Four Metrics That Actually Matter for LLM Inference

Database engineers learned this lesson decades ago: mean latency is a lie. One slow query in a hundred is enough to make users think the whole system is broken. LLM inference is learning the same lesson, the hard way.

I've watched teams optimize mean latency for months, then wonder why users still complain. The dashboard showed 180ms. Users experienced 3 seconds. Both numbers were accurate. They were just measuring different things.

What Users Actually Feel

When you send a prompt to an LLM, the response doesn't arrive as a single packet. It streams. And that stream has a rhythm that a single "latency" number can't capture.

Time to First Token (TTFT) is the silence before the model speaks. The seconds between hitting send and seeing that first character appear. It's what users perceive as "thinking time."

TTFT is like Lambda cold start latency. The first request pays a setup cost that subsequent tokens don't. Under the hood, this is prefill: the model processes your entire prompt through attention, building the KV cache it needs for generation. Long prompts mean longer TTFT. There's no escaping the physics.

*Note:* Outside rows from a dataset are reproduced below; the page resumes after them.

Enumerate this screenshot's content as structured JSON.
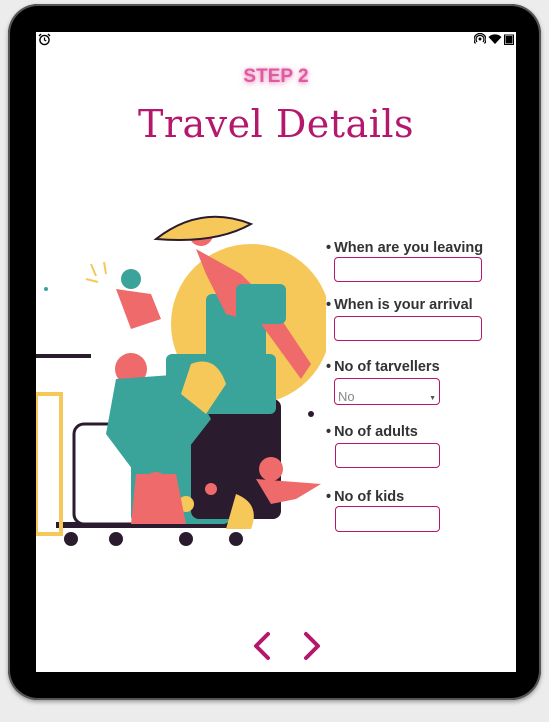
{
  "header": {
    "step": "STEP 2",
    "title": "Travel Details"
  },
  "form": {
    "leaving_label": "When are you leaving",
    "arrival_label": "When is your arrival",
    "travellers_label": "No of tarvellers",
    "travellers_selected": "No",
    "adults_label": "No of adults",
    "kids_label": "No of kids"
  },
  "icons": {
    "status_left": "alarm-icon",
    "status_right": [
      "hotspot-icon",
      "wifi-icon",
      "battery-icon"
    ],
    "prev": "chevron-left-icon",
    "next": "chevron-right-icon"
  },
  "colors": {
    "accent": "#b5176c",
    "step": "#e05aa0",
    "label": "#333333"
  }
}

For interactive use cases, 500ms TTFT is the upper bound of acceptable. Beyond that, users start wondering if the request went through.

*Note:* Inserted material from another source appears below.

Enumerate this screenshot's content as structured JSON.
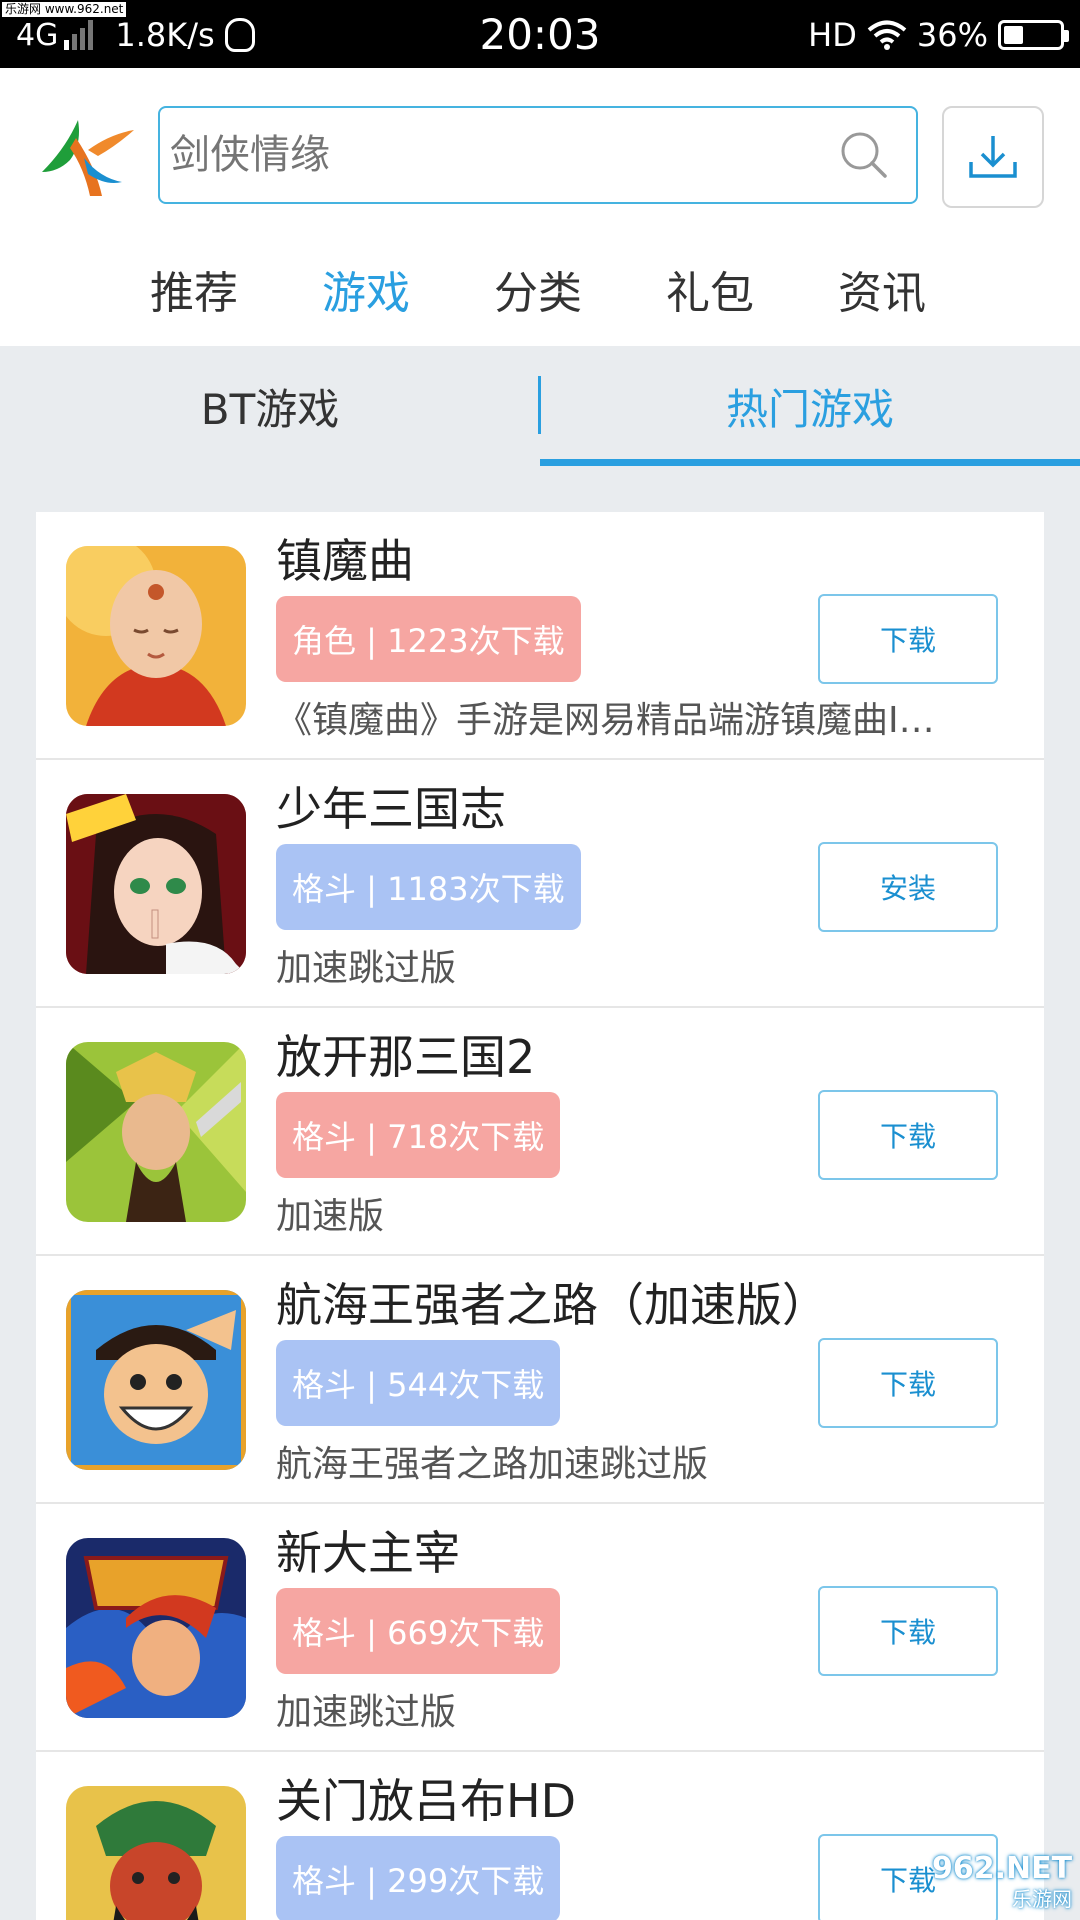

Inter-Token Latency (ITL) is the gap between tokens once streaming starts. Consistent ITL feels smooth. Variable ITL feels choppy, like a video buffering.

avg_itl = (time_last_token - time_first_token) / (total_tokens - 1)
# Target: 20-50ms for natural reading speed
# Humans read at ~250 words/minute anyway

ITL above 100ms is perceptible. Users notice the text... arriving... in... chunks.

End-to-End Latency (E2EL) is the full duration from request to complete response. For streaming, it's TTFT plus all the inter-token gaps. For batch APIs that don't stream, it's the only number you get.

The relationship matters: E2EL = TTFT + (ITL × token_count). A 10-second E2EL with 200ms TTFT feels responsive. A 3-second E2EL with 2.5-second TTFT feels broken. Same total time, opposite experience.

The Throughput Trap

Throughput measures tokens per second across all concurrent requests. It's the capacity of your system.

throughput = total_tokens_generated / time_window

The trap: throughput and latency are not friends. Higher batch sizes increase throughput but also increase latency. You can have 1000 tokens/second with 3-second latency, or 200 tokens/second with 200ms latency.

Teams celebrating raw throughput numbers without checking latency are about to learn why their users are churning.

P99 Tells the Truth

Here's a production example:

Percentile	Latency
P50	180ms
P95	420ms
P99	2,400ms
Mean	250ms

Mean says 250ms. Looks great on a dashboard. But 1 in 100 users waits 10x longer than average. That's the user who tweets about your slow AI. That's the enterprise customer whose IT department blocks your app.

P99 is like the "fastest route" calculation on Google Maps. The average time doesn't help if you're the one stuck in the 1-in-100 traffic jam. You need to know the worst case, not the typical case.

Always track P99. Preferably P99.9 if you have the volume. Mean is a vanity metric.

Goodput: The Metric That Matters

Here's one most teams miss entirely.

Goodput is to throughput what revenue is to GMV. It's the tokens that actually count.

goodput = successful_useful_tokens / time_window

A system generating 1000 tok/s with 20% failed or retried requests has 800 tok/s goodput. A system generating 500 tok/s with 99% success rate has 495 tok/s goodput. Which would you rather run in production?

Failed requests, timeouts, malformed outputs, retries: they all eat into goodput. If you're not tracking it, you don't know how much value you're actually delivering.

Where to Start

If you're instrumenting from scratch:

P99 TTFT. This is user experience.
P99 E2EL. This is SLA compliance.
Goodput. This is actual value delivered.

Ignore mean latency. Ignore raw throughput. Those metrics feel good on dashboards but hide the truth about your system.

The metrics you choose to track shape the system you build. Choose the ones that tell you what users actually experience.